Pensare alle piante prima della partenza

Come dare acqua alle tue piante durante le vacanze quando parenti o vicini non sono disponibili? Ecco alcuni suggerimenti utili.

E’ ovvio che un impianto di irrigazione automatico è la
soluzione più comoda. Ci sono impianti che funzionano a
corrente o, nel caso in cui il balcone sia sprovvisto di presa
d’acqua ed elettrica, con una pila che aziona una pompa immersa in
un serbatoio d’acqua.

Una soluzione meno tecnologica e più economica è
costituita dall’acquisto di irrigatori in terracotta da inserire
nei vasi e collegati a un tubicino da posizionare all’interno di un
contenitore di acqua. Grazie a questi piccoli tubicini di raccordo,
le piante potranno dissetarsi da sole.

Un’altra soluzione è “il metodo dell’acquaio”.
Poni i vasi in una bacinella d’acqua abbastanza capiente da
contenerli tutti. Intorno ai vasi disponi della torba umida.
L’umidità si diffonderà sulle pareti dei vasi
raggiungendo le radici, nutrendo le piante lentamente.

Un metodo molto conosciuto è quello di utilizzare bottiglie
di plastica da un litro e mezzo o due litri.
Colloca nel collo della bottiglia un pezzo di cotone idrofilo e
riempila d’acqua. Metti il tappo e foralo, dopodiché
posiziona la bottiglia a testa in giù. Questa
filtrerà l’acqua nel terriccio gradatamente.

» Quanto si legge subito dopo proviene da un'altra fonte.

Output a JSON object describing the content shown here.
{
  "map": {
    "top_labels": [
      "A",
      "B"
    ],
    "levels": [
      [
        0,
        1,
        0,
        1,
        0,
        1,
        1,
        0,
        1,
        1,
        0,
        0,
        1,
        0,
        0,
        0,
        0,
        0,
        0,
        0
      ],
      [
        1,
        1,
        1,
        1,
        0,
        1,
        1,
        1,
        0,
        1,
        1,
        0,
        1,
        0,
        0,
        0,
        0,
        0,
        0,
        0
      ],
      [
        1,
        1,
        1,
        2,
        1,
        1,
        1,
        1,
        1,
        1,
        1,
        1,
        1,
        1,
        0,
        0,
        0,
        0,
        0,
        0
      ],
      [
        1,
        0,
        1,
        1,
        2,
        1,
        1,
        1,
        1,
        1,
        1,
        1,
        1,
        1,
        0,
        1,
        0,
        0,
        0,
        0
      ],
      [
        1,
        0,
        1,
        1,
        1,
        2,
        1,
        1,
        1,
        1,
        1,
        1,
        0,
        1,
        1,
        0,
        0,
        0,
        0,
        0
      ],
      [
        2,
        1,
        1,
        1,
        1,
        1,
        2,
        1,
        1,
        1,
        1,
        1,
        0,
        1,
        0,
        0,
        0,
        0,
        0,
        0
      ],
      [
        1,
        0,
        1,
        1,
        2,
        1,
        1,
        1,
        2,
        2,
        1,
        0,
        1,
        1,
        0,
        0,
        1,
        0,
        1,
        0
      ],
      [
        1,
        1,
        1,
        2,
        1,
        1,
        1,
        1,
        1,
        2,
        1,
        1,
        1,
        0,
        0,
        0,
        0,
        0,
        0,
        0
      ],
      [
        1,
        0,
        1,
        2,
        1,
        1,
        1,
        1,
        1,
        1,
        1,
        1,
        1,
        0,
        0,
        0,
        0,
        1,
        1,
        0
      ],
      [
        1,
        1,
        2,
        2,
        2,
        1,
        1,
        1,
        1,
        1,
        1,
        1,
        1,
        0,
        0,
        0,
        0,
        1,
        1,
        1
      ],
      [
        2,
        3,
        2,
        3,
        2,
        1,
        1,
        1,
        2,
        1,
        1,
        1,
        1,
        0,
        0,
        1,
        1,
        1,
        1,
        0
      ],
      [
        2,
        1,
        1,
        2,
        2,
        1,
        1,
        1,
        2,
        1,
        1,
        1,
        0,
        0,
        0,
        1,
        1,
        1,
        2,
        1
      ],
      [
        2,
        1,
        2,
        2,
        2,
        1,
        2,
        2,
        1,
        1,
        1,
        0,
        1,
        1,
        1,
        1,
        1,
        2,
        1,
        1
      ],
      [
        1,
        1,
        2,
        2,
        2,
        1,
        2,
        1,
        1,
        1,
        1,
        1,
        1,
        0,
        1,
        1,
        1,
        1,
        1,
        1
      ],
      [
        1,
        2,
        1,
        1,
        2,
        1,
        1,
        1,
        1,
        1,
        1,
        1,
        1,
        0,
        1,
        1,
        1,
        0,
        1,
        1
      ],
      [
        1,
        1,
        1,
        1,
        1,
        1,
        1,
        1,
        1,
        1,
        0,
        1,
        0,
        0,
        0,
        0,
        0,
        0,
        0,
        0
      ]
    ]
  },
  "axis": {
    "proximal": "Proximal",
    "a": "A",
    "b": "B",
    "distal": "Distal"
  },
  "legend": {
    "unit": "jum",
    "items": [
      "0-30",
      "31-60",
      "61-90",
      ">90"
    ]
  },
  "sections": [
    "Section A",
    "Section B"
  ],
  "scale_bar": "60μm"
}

Esiste un altro sistema per non abbandonare le piante durante la
tua assenza. Procurati sacchi di plastica trasparenti e a tenuta
stagna. Avvolgi la pianta nel sacco e isola la base del vaso
tramite ghiaia o sassi. Prima di partire annaffia la pianta
abbondantemente. Chiudi il sacco lasciando uno spiraglio d’aria.
L’umidità contenuta nel sacco evaporerà dando alla
pianta l’acqua di cui avrà bisogno.

Per trattenere l’acqua più a lungo possibile alla terra
dei vasi puoi aggiungere degli speciali granuli gelatinosi in
vendita nei garden center. Se preferisci un rimedio casalingo
ricorri all’amido di riso. Questo prodotto si comporta come una
spugna assorbendo l’acqua per le annaffiature e cedendola
gradualmente alla terra.

Infine, ricorda che molti vivaisti offrono servizi di post-vendita,
una sorta di pensionato per le piante.

Prima di partire ricordati che alcune piante hanno bisogno di luce,
quindi lascia uno spiraglio o munisciti di lampade speciali in
vendita nei garden center.

Cosa fare nell’eventualità di un ritorno a casa e di trovare
le piante secche?
Prima di buttarle via si può provare a immergerle
completamente in acqua, radici e foglie comprese. In breve tempo le
foglie dovrobbero dare segni di ripresa, facendo scomparire
l’avvizzimento iniziale. Taglia quella parte di rami che non si
sono ripresi. Se la pianta non dovesse riprendersi prova allora a
tagliarla molto bassa e a risommergerla. E’ importante che durante
questo periodo di tempo la pianta non sia posizionata al sole.